Wie wurden Sie zur „jüdischen Aktivistin“? Ich habe mich vor zehn Jahren bei Facebook angemeldet, eigentlich um meinen Sohn ein bisschen zu kontrollieren. Naiverweise habe ich das mit meinem Klarnamen gemacht. Und da habe ich angefangen, den „Tatort“ zu kommentieren oder einen Beitrag der „Brigitte“. Dann habe ich schnell festgestellt, dass das mit dem Namen Goldstein gar nicht so einfach ist.
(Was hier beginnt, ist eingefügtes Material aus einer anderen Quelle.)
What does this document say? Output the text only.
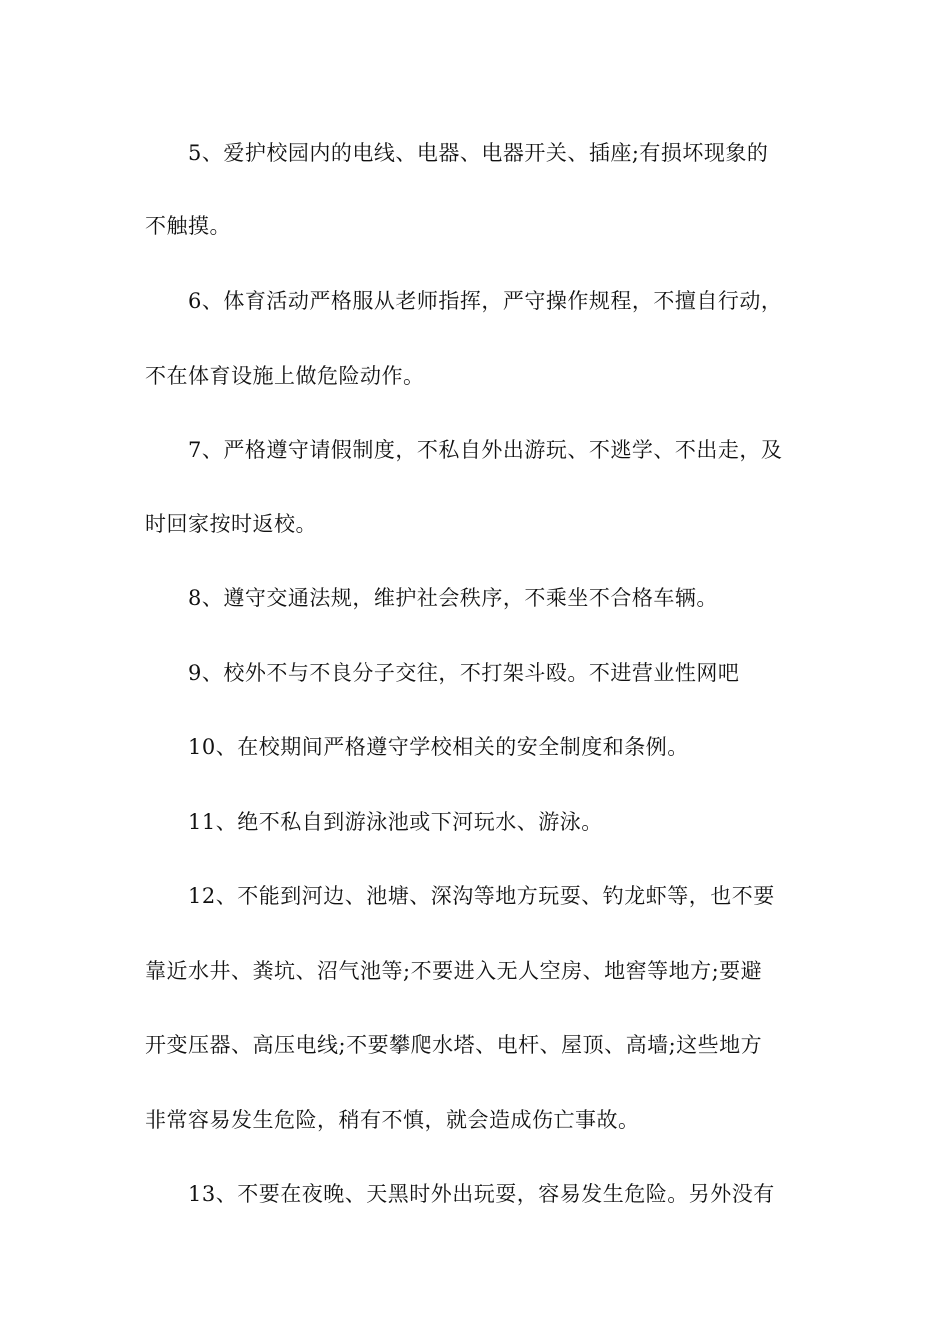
5、爱护校园内的电线、电器、电器开关、插座;有损坏现象的
不触摸。
6、体育活动严格服从老师指挥，严守操作规程，不擅自行动，
不在体育设施上做危险动作。
7、严格遵守请假制度，不私自外出游玩、不逃学、不出走，及
时回家按时返校。
8、遵守交通法规，维护社会秩序，不乘坐不合格车辆。
9、校外不与不良分子交往，不打架斗殴。不进营业性网吧
10、在校期间严格遵守学校相关的安全制度和条例。
11、绝不私自到游泳池或下河玩水、游泳。
12、不能到河边、池塘、深沟等地方玩耍、钓龙虾等，也不要
靠近水井、粪坑、沼气池等;不要进入无人空房、地窖等地方;要避
开变压器、高压电线;不要攀爬水塔、电杆、屋顶、高墙;这些地方
非常容易发生危险，稍有不慎，就会造成伤亡事故。
13、不要在夜晚、天黑时外出玩耍，容易发生危险。另外没有
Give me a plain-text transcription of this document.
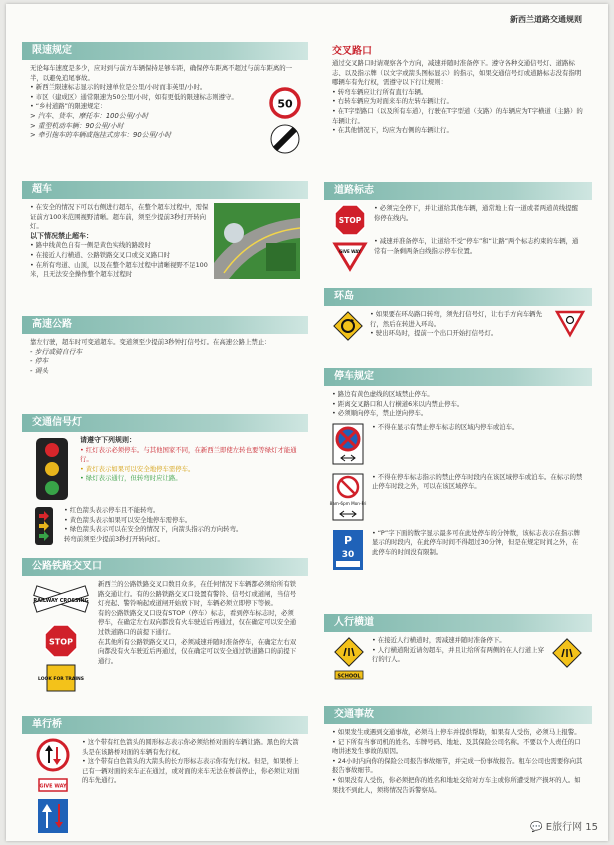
新西兰道路交通规则
限速规定

无论每车速度是多少，应对到与前方车辆保持足够车距，确保停车距离不超过与前车距离的一半，以避免追尾事故。

• 新西兰限速标志显示的时速单位是公里/小时而非英里/小时。

• 市区（建成区）通常限速为50公里/小时，如有更低的限速标志则遵守。

• “乡村道路”的限速规定：

> 汽车、货车、摩托车：100公里/小时

> 重型机动车辆：90公里/小时

> 牵引拖车的车辆或拖挂式房车：90公里/小时

50
超车

• 在安全的情况下可以右侧进行超车，在整个超车过程中，需保证前方100米范围视野清晰。超车前，须至少提前3秒打开转向灯。

以下情况禁止超车：

• 路中线黄色自有一侧是黄色实线的路段时

• 在接近人行横道、公路铁路交叉口或交叉路口时

• 在所有弯道、山顶，以及在整个超车过程中清晰视野不足100米，且无法安全操作整个超车过程时

高速公路

靠左行驶，超车时可变道超车。变道须至少提前3秒钟打信号灯。在高速公路上禁止：

- 步行或骑自行车

- 停车

- 调头

交通信号灯

请遵守下列规则：

• 红灯表示必须停车。与其他国家不同，在新西兰即使左转也要等绿灯才能通行。

• 黄灯表示如果可以安全地停车需停车。

• 绿灯表示通行，但转弯时应让路。

• 红色箭头表示停车且不能转弯。

• 黄色箭头表示如果可以安全地停车需停车。

• 绿色箭头表示可以在安全的情况下，向箭头指示的方向转弯。

转弯前须至少提前3秒打开转向灯。

公路铁路交叉口
RAILWAY CROSSING
STOP
LOOK FOR TRAINS

新西兰的公路铁路交叉口数目众多，在任何情况下车辆都必须给所有铁路交通让行。有的公路铁路交叉口设置有警铃、信号灯或道闸，当信号灯亮起、警铃响起或道闸开始放下时，车辆必须立即停下等候。

有的公路铁路交叉口设有STOP（停车）标志，看到停车标志时，必须停车，在确定左右双向都没有火车驶近后再通过，仅在确定可以安全通过铁道路口的前提下通行。

在其他所有公路铁路交叉口，必须减速并随时准备停车，在确定左右双向都没有火车驶近后再通过，仅在确定可以安全通过铁道路口的前提下通行。

单行桥
GIVE WAY

• 这个带有红色箭头的圆形标志表示你必须给桥对面的车辆让路。黑色的大箭头是在该路桥对面的车辆有先行权。

• 这个带有白色箭头的大箭头的长方形标志表示你有先行权。但是，如果桥上已有一辆对面的来车正在通过，或对面的来车无法在桥前停止，你必须让对面的车先通行。

交叉路口

通过交叉路口时请观察各个方向，减速并随时准备停下。遵守各种交通信号灯、道路标志、以及指示牌（以文字或箭头图标显示）的指示，如果交通信号灯或道路标志没有指明哪辆车有先行权，需遵守以下行让规则：

• 转弯车辆应让行所有直行车辆。

• 右转车辆应为对面来车的左转车辆让行。

• 在T字型路口（以及所有车道），行驶在T字型道（支路）的车辆应为T字横道（主路）的车辆让行。

• 在其他情况下，均应为右侧的车辆让行。

道路标志
STOP
GIVE WAY

• 必须完全停下，并让道给其他车辆，通常地上有一道或者两道黄线提醒你停在线内。

• 减速并准备停车，让道给不受“停车”和“让路”两个标志约束的车辆，通常有一条剩两条白线指示停车位置。

环岛

• 如果要在环岛路口转弯，须先打信号灯，让右手方向车辆先行，然后在转进入环岛。

• 驶出环岛时，提前一个出口开始打信号灯。

停车规定

• 路边有黄色虚线的区域禁止停车。

• 距离交叉路口和人行横道6米以内禁止停车。

• 必须顺向停车，禁止逆向停车。

• 不得在显示有禁止停车标志的区域内停车或泊车。

8am-6pm Mon-Fri

• 不得在停车标志指示的禁止停车时段内在该区域停车或泊车。在标示的禁止停车时段之外，可以在该区域停车。

P
30

• “P”字下面的数字显示最多可在此处停车的分钟数，该标志表示在指示牌显示的时段内，在此停车时间不得超过30分钟，但是在规定时间之外，在此停车的时间没有限制。

人行横道
SCHOOL

• 在接近人行横道时，需减速并随时准备停下。

• 人行横道附近请勿超车，并且让给所有两侧的在人行道上穿行的行人。

交通事故

• 如果发生或遇到交通事故，必须马上停车并提供帮助，如果有人受伤，必须马上报警。

• 记下所有当事司机的姓名、车牌号码、地址、及其保险公司名称。不要以个人责任的口吻讲述发生事故的原因。

• 24小时内向你的保险公司报告事故细节，并完成一份事故报告。租车公司也需要你向其报告事故细节。

• 如果没有人受伤，你必须把你的姓名和地址交给对方车主或你所遭受财产损坏的人。如果找不到此人，须将情况告诉警察局。

💬 E旅行网 15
Wie meinen Sie das? Selbst wenn es um banale Dinge geht, werden sie angegriffen. So erwiderte etwa jemand einer „Tatort“-Kritik von mit der Bemerkung: „Ach, die Juden wieder ...“

Wann spürten Sie solche Anfeindungen zum ersten Mal? Als kleines Mädchen. Ich kann mich gut erinnern, als damals eine Mitschülerin in der Schule zu mir gerufen hat: „Dich hat man wohl auch vergessen, zu vergasen.“ Ich habe das damals nicht verstanden.

Wenn Sie sich in Köln bewegen, spüren Sie dann im Alltag Antisemitismus? Wenn ich meinen Namen sage folgen oft „unnatürliche Nachfragen“ nach Herkunft und Judentum.

Aber das kann doch auch Interesse oder Neugier sein? Das stellt sich heraus, nachdem ich geantwortet habe, „ja, das ist ein jüdischer Name“. Aber, selbst wenn man dann beim Kauf von Tickets zu hören bekommt: „Das ist nicht richtig, was die Israelis mit den Palästinensern machen!“ An dem Punkt ist das kein normales Interesse mehr. Wenn dann noch jemand von Israel als Apartheidstaat spricht, der kritisiert nicht mehr, der diffamiert, weil es nicht der Wahrheit entspricht.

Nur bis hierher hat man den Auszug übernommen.